18. The system of claim 17, wherein the semantic scoring algorithm incorporates one or more approximate nearest neighbor (ANN) techniques.
19. The system of claim 11, wherein execution of the instructions causes the system to perform operations further including:
generating a popularity subscore for each of the contextually relevant results using a popularity scoring algorithm;
generating an augmented score for each of the contextually relevant results based on a combination of the results of the token query, the results of the one or more vector queries, and the popularity subscore; and
ranking the contextually relevant results based on the augmented scores, wherein generating the augmented search results is based on the ranking.

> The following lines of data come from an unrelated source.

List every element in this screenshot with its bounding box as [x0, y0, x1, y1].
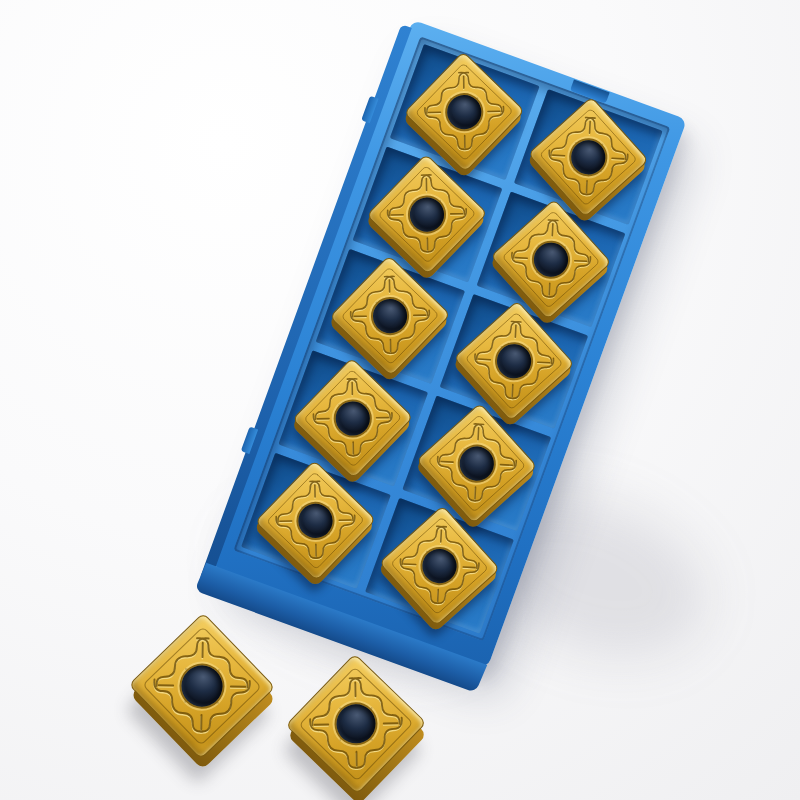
carbide-insert	[384, 511, 494, 621]
carbide-insert	[459, 306, 569, 416]
insert-top-face	[285, 653, 426, 794]
carbide-insert	[421, 408, 531, 518]
carbide-insert	[496, 204, 606, 314]
insert-storage-box	[213, 20, 687, 669]
carbide-insert	[261, 466, 371, 576]
scene	[0, 0, 800, 800]
carbide-insert	[409, 57, 519, 167]
insert-top-face	[404, 51, 526, 173]
insert-top-face	[453, 301, 574, 422]
carbide-insert	[533, 102, 643, 212]
carbide-insert	[298, 363, 408, 473]
loose-carbide-insert	[306, 674, 406, 774]
insert-top-face	[379, 505, 500, 626]
insert-top-face	[416, 403, 537, 524]
insert-top-face	[128, 612, 275, 759]
carbide-insert	[372, 159, 482, 269]
tray-grid	[233, 36, 670, 641]
loose-carbide-insert	[150, 634, 254, 738]
insert-top-face	[527, 96, 648, 217]
insert-top-face	[490, 198, 611, 319]
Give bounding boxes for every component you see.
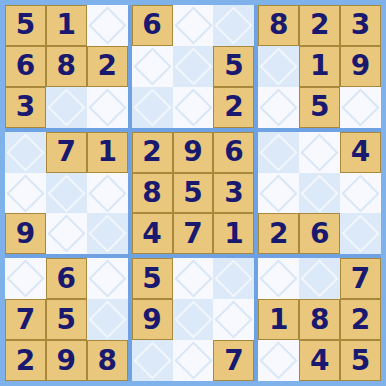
cell-value: 9 [57,347,76,375]
cell-r8c1[interactable]: 7 [5,299,46,340]
cell-r8c3[interactable] [87,299,128,340]
cell-value: 2 [269,220,288,248]
diamond-icon [47,174,85,212]
cell-value: 6 [224,138,243,166]
cell-value: 2 [97,52,116,80]
cell-value: 9 [16,220,35,248]
cell-value: 3 [16,93,35,121]
box-3-1: 675298 [5,258,128,381]
cell-value: 5 [57,306,76,334]
cell-r9c2[interactable]: 9 [46,340,87,381]
diamond-icon [174,47,212,85]
cell-r9c9[interactable]: 5 [340,340,381,381]
cell-r3c5[interactable] [173,87,214,128]
diamond-icon [88,174,126,212]
diamond-icon [133,47,171,85]
cell-r5c8[interactable] [299,173,340,214]
cell-value: 5 [351,347,370,375]
cell-r2c5[interactable] [173,46,214,87]
cell-r4c9[interactable]: 4 [340,132,381,173]
cell-r8c8[interactable]: 8 [299,299,340,340]
cell-r1c2[interactable]: 1 [46,5,87,46]
cell-r9c7[interactable] [258,340,299,381]
cell-value: 6 [57,265,76,293]
cell-r5c6[interactable]: 3 [213,173,254,214]
diamond-icon [88,6,126,44]
cell-r7c2[interactable]: 6 [46,258,87,299]
sudoku-board: 5168236528231957192968534714266752985977… [0,0,386,386]
cell-r6c5[interactable]: 7 [173,213,214,254]
cell-r7c8[interactable] [299,258,340,299]
box-1-3: 823195 [258,5,381,128]
cell-value: 8 [57,52,76,80]
cell-r7c6[interactable] [213,258,254,299]
cell-value: 9 [351,52,370,80]
cell-value: 8 [97,347,116,375]
cell-r6c3[interactable] [87,213,128,254]
cell-r9c1[interactable]: 2 [5,340,46,381]
diamond-icon [174,260,212,298]
cell-r1c5[interactable] [173,5,214,46]
cell-r6c9[interactable] [340,213,381,254]
cell-r1c8[interactable]: 2 [299,5,340,46]
diamond-icon [260,88,298,126]
cell-value: 5 [183,179,202,207]
cell-value: 1 [57,11,76,39]
cell-r6c1[interactable]: 9 [5,213,46,254]
cell-value: 1 [97,138,116,166]
cell-value: 2 [310,11,329,39]
cell-r8c5[interactable] [173,299,214,340]
diamond-icon [341,174,379,212]
cell-r4c7[interactable] [258,132,299,173]
cell-r6c6[interactable]: 1 [213,213,254,254]
diamond-icon [47,215,85,253]
cell-value: 9 [142,306,161,334]
cell-r8c7[interactable]: 1 [258,299,299,340]
cell-r2c4[interactable] [132,46,173,87]
cell-r8c4[interactable]: 9 [132,299,173,340]
diamond-icon [47,88,85,126]
cell-r5c1[interactable] [5,173,46,214]
cell-r3c2[interactable] [46,87,87,128]
diamond-icon [341,88,379,126]
cell-r4c1[interactable] [5,132,46,173]
cell-value: 4 [310,347,329,375]
diamond-icon [301,174,339,212]
cell-value: 2 [142,138,161,166]
cell-value: 1 [269,306,288,334]
diamond-icon [301,133,339,171]
cell-value: 1 [310,52,329,80]
cell-value: 4 [351,138,370,166]
cell-r9c4[interactable] [132,340,173,381]
cell-r4c5[interactable]: 9 [173,132,214,173]
cell-r2c8[interactable]: 1 [299,46,340,87]
cell-r9c8[interactable]: 4 [299,340,340,381]
cell-r3c6[interactable]: 2 [213,87,254,128]
cell-value: 7 [57,138,76,166]
cell-r8c2[interactable]: 5 [46,299,87,340]
diamond-icon [6,133,44,171]
cell-r1c6[interactable] [213,5,254,46]
diamond-icon [301,260,339,298]
cell-r2c3[interactable]: 2 [87,46,128,87]
diamond-icon [133,341,171,379]
cell-r7c7[interactable] [258,258,299,299]
diamond-icon [260,341,298,379]
cell-r2c6[interactable]: 5 [213,46,254,87]
box-1-1: 516823 [5,5,128,128]
cell-value: 5 [16,11,35,39]
cell-r7c1[interactable] [5,258,46,299]
cell-value: 5 [224,52,243,80]
cell-value: 7 [183,220,202,248]
box-2-1: 719 [5,132,128,255]
cell-value: 6 [142,11,161,39]
cell-value: 2 [224,93,243,121]
cell-r8c9[interactable]: 2 [340,299,381,340]
cell-r2c2[interactable]: 8 [46,46,87,87]
diamond-icon [133,88,171,126]
cell-r4c4[interactable]: 2 [132,132,173,173]
cell-value: 8 [310,306,329,334]
cell-r6c2[interactable] [46,213,87,254]
cell-r3c9[interactable] [340,87,381,128]
cell-r2c9[interactable]: 9 [340,46,381,87]
cell-r8c6[interactable] [213,299,254,340]
cell-value: 1 [224,220,243,248]
cell-r5c9[interactable] [340,173,381,214]
cell-r3c8[interactable]: 5 [299,87,340,128]
diamond-icon [174,301,212,339]
cell-value: 4 [142,220,161,248]
diamond-icon [215,6,253,44]
diamond-icon [6,260,44,298]
cell-value: 7 [224,347,243,375]
diamond-icon [260,47,298,85]
cell-value: 2 [16,347,35,375]
cell-r5c7[interactable] [258,173,299,214]
cell-r7c4[interactable]: 5 [132,258,173,299]
box-2-2: 296853471 [132,132,255,255]
cell-value: 5 [310,93,329,121]
cell-value: 8 [269,11,288,39]
cell-r4c8[interactable] [299,132,340,173]
cell-value: 5 [142,265,161,293]
cell-r1c4[interactable]: 6 [132,5,173,46]
cell-r1c3[interactable] [87,5,128,46]
cell-r5c3[interactable] [87,173,128,214]
cell-r9c5[interactable] [173,340,214,381]
cell-r6c4[interactable]: 4 [132,213,173,254]
diamond-icon [88,215,126,253]
cell-r3c1[interactable]: 3 [5,87,46,128]
cell-r7c5[interactable] [173,258,214,299]
cell-r5c4[interactable]: 8 [132,173,173,214]
cell-value: 9 [183,138,202,166]
cell-r6c8[interactable]: 6 [299,213,340,254]
cell-r5c5[interactable]: 5 [173,173,214,214]
diamond-icon [88,88,126,126]
cell-value: 7 [351,265,370,293]
box-3-3: 718245 [258,258,381,381]
cell-value: 3 [351,11,370,39]
diamond-icon [174,341,212,379]
cell-r4c6[interactable]: 6 [213,132,254,173]
diamond-icon [174,88,212,126]
cell-r2c1[interactable]: 6 [5,46,46,87]
cell-r4c2[interactable]: 7 [46,132,87,173]
diamond-icon [88,301,126,339]
cell-r1c7[interactable]: 8 [258,5,299,46]
cell-r3c4[interactable] [132,87,173,128]
cell-r3c3[interactable] [87,87,128,128]
cell-r3c7[interactable] [258,87,299,128]
cell-value: 8 [142,179,161,207]
cell-r7c9[interactable]: 7 [340,258,381,299]
diamond-icon [260,174,298,212]
cell-value: 6 [310,220,329,248]
cell-r7c3[interactable] [87,258,128,299]
cell-value: 6 [16,52,35,80]
diamond-icon [215,301,253,339]
cell-r4c3[interactable]: 1 [87,132,128,173]
cell-r1c1[interactable]: 5 [5,5,46,46]
diamond-icon [260,260,298,298]
diamond-icon [260,133,298,171]
cell-r6c7[interactable]: 2 [258,213,299,254]
diamond-icon [88,260,126,298]
cell-r9c6[interactable]: 7 [213,340,254,381]
cell-value: 2 [351,306,370,334]
cell-r2c7[interactable] [258,46,299,87]
diamond-icon [215,260,253,298]
box-3-2: 597 [132,258,255,381]
cell-value: 7 [16,306,35,334]
cell-r9c3[interactable]: 8 [87,340,128,381]
cell-r1c9[interactable]: 3 [340,5,381,46]
diamond-icon [341,215,379,253]
cell-r5c2[interactable] [46,173,87,214]
diamond-icon [6,174,44,212]
diamond-icon [174,6,212,44]
box-1-2: 652 [132,5,255,128]
cell-value: 3 [224,179,243,207]
box-2-3: 426 [258,132,381,255]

20. The system of claim 11, wherein execution of the instructions causes the system to perform operations further including:
receiving user feedback about one of the augmented search results;
tokenizing the user feedback using a sentence transformer;
vectorizing the tokenized user feedback using the sentence transformer;
storing, in the vector database, the vectorized user feedback as metadata for the data asset corresponding to the one of the augmented search results;
receiving a subsequent search query; and
generating subsequent augmented search results for the subsequent search query based in part on the vectorized user feedback.